O dilema da equidade

Considerando as múltiplas disparidades sociais, Tavares acredita que quanto mais estrutura se tem em casa, menos dependente dessas estruturas e recursos a criança será na escola. Tal estrutura pode ser entendida de formas variadas, como atenção de familiares, livros ou materiais pedagógicos, recursos diversos, entre outros. Por isso, o jogo de forças é bastante desigual, à medida que as famílias que concentram mais recursos são aquelas que matriculam seus filhos em escolas com mais estrutura.

É desse pensamento que decorre a importância de fortalecer a escola pública, que acaba atendendo uma clientela que já tem menos condições em seus lares. “É injusto que quem já não tem oportunidade em casa estude em uma escola precária”, lamenta Tavares. Investir na escola pública, portanto, é fomentar o desenvolvimento social.

“A gente luta para que a educação se construa a partir da tolerância, do diálogo e da interação com pessoas diferentes; é assim que acontece o aprendizado”, destaca.
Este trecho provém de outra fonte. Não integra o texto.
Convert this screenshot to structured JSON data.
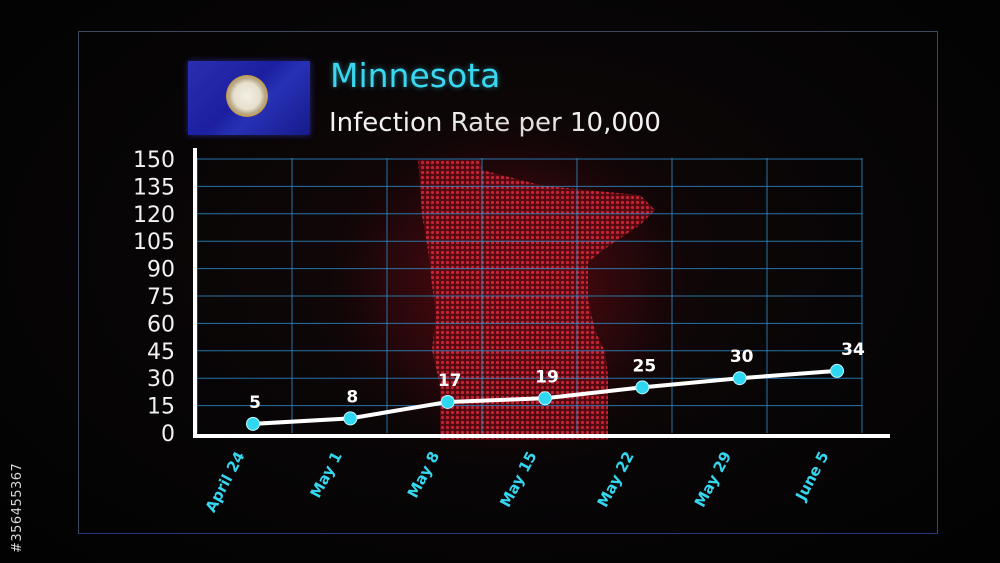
{
  "header": {
    "title": "Minnesota",
    "subtitle": "Infection Rate per 10,000"
  },
  "watermark_id": "#356455367",
  "colors": {
    "accent": "#3ad8f0",
    "grid": "#2e8fd0",
    "map": "#c0182a",
    "point": "#2fd8f0",
    "line": "#ffffff"
  },
  "chart_data": {
    "type": "line",
    "title": "Infection Rate per 10,000",
    "categories": [
      "April 24",
      "May 1",
      "May 8",
      "May 15",
      "May 22",
      "May 29",
      "June 5"
    ],
    "series": [
      {
        "values": [
          5,
          8,
          17,
          19,
          25,
          30,
          34
        ]
      }
    ],
    "yticks": [
      0,
      15,
      30,
      45,
      60,
      75,
      90,
      105,
      120,
      135,
      150
    ],
    "ylim": [
      0,
      150
    ],
    "grid": true,
    "data_labels": true
  }
}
Nesse sentido, todos precisam trabalhar para reinventar a escola brasileira, para que envolva, acolha e promova mais equidade em busca de uma educação mais plural e equilibrada.

Caminhos possíveis

Professor do ICH, Fernando Tavares percebe a escola como a usina da sociedade, onde se formam os processos sociais (Foto: Arquivo pessoal)

O foco no período de volta às aulas deve ser na recuperação da escolarização dos meninos e meninas. “É importante resgatar e recebê-los de braços abertos, com diagnóstico preciso sobre o estágio que estão e como vão poder progredir”, sugere o pesquisador.

O profissional da educação, sob sua ótica, tem formação e condições de fazer as adaptações necessárias na didática e currículo para planejar e preparar esse retorno de forma adequada. “As escolas precisam lançar mão de uma série de possibilidades para que não haja abandono nem desmotivação.” Dentre as estratégias, ele cita três que podem ser utilizadas: recuperação paralela, aulas de reforço e aprovação com dependência.

Seguindo esse raciocínio, Luciane Magalhães defende que as secretarias de educação deverão auxiliar as escolas na organização de grupos de profissionais que possam alfabetizar as crianças que não venceram esta etapa: “Será preciso criar novas oportunidades por meio de experiências adequadas à faixa etária”.

Quanto às iniciativas para recuperação desse período, a docente tem acompanhado as ações governamentais. “Na rede federal de ensino, as crianças, em fase de alfabetização, têm participado de aulas síncronas, com horário reduzido, com o auxílio de estagiários. Na rede estadual, tem sido desenvolvido o Plano de Estudo Tutorado. E no âmbito municipal, utiliza-se a forma assíncrona, com aulas gravadas e disponibilizadas nas mídias sociais”.

Em Juiz de Fora, o grupo Alfabetize pretende criar, em 2022, projeto de extensão em parceria com a Secretaria de Educação para atender escolas da cidade. “A proposta é envolver graduandos e profissionais que fazem parte do grupo de estudos para oferecer assessoria às professoras alfabetizadoras e às crianças”, almeja.